I realize I haven't posted here in a while. Most of my quarantine thoughts have played out on Facebook. But recently I hit my wall of "this is ridiculous, what is even happening?" So, here we are.
Last summer I was preparing to go on a trip to France as a chaperone with my son's high school band. I was shopping at our local Bag & Baggage store, looking for a good crossbody bag that could hold all of my goodies, but not be super heavy. I was there late in the evening, close to closing time, and it was just me and the manager in the store. We started chatting about my trip, just conversation as she showed me some options then left me to browse.
Somehow we got on the topic of someone I know who has a thing for Tumi briefcases. Now this person has a whole selection of really nice leather briefcases in a bin in the basement. Things he doesn't use anymore, but can't seem to get rid of. I was complaining because I know these things take up space and they're never going to get used again, they should be donated, some of them are broken, they would need to be fixed before they could be used again. But this guy just can't let them go. In fact, if you bring it up, an absolute temper tantrum will ensue. And as she was walking around the store tidying up her racks, she started telling me stories of people that she knows that love their Tumi bags, they are after all very high quality and can last forever if cared for properly. But then she mentioned people get attached to their things, it's hard to let go.
And as she said that, I absentmindedly mentioned that it might be because his parents divorced when he was away at college, and got rid of all his stuff when they sold the family home and split up their households.
She stopped what she was doing and turned to look at me.
"Honey." She said softly. I looked up at the change in tone. "He has baggage."
It gave me goosebumps.
Oh my God. He literally has emotional baggage manifesting in his baggage.
Now, watch as I tie this into teachers returning to school this fall.
We've been through a lot to be teachers. We go through a specific teacher education program, with a rosy outlook plan to love and teach young minds to prepare them for the real world. And then we get into the classroom where we discover that over half of that gets thrown out, because technology changes constantly, districts update guidelines, reading programs and new math every 2 years. Then throw out the other half of what we learned about student engagement, because our biggest worry will be keeping our little loves alive.

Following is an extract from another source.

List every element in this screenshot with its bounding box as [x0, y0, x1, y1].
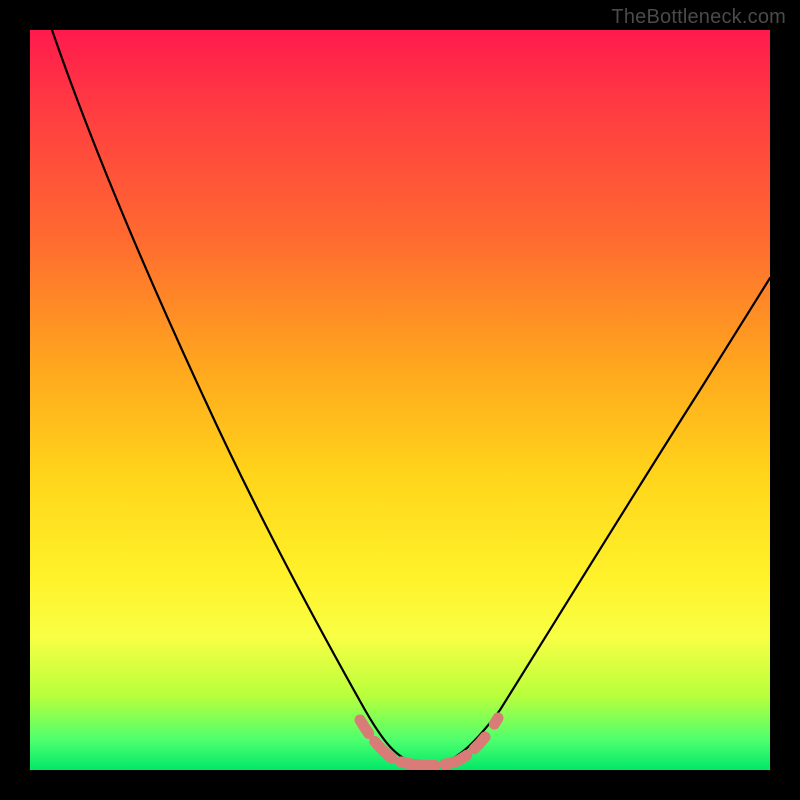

Every time there is a school shooting, teachers get a little more PTSD. In fact, the rise in school shootings have completely changed how we teach and function in schools. Our biggest fear used to be tornadoes that might hit before we could get everyone into the safe place. Now it's that we may have to choose to die throwing our bodies in front of our roomful of children.
These are split second decisions. Decisions we all know we could make in the fraction of a second. It's a terrible ask, but it would also be over immediately.
Now you want us to plan to die, while learning, juggling and managing completely new teaching methods. Maybe. But not on purpose. Some may get sick and die immediately, some possibly further down the road. You want us to traumatize our kids in the process in the name of prevention by hiding our expressions that helo convey safety and love. And you want us to do this every single day, for months on end, not knowing if these new procedures will or won't keep us protected.
Maslow's hierarchy details how the brain can't learn unless basic needs are met. Basic needs include food, shelter, safety. We all learned this in our teacher training, including district administrators. We apply this ti students every day. Yet, teachers are being asked- no, told - to function without their safety needs met.
Our desire to be healthy and our will to live has become baggage. Many have already drawn that line and said no, this is too much. Many will try to make it work. Though I plan to give this a shot, I'd like to hang on to what health I have left, I have already given up so much in terms of my personal health. I am someone for whom this disease could potentially be more dangerous.
We should all be ashamed it has come to this. But if you've been online lately, you know the savagery directed at teachers who have tried to raise alarms doesn't remotely show that.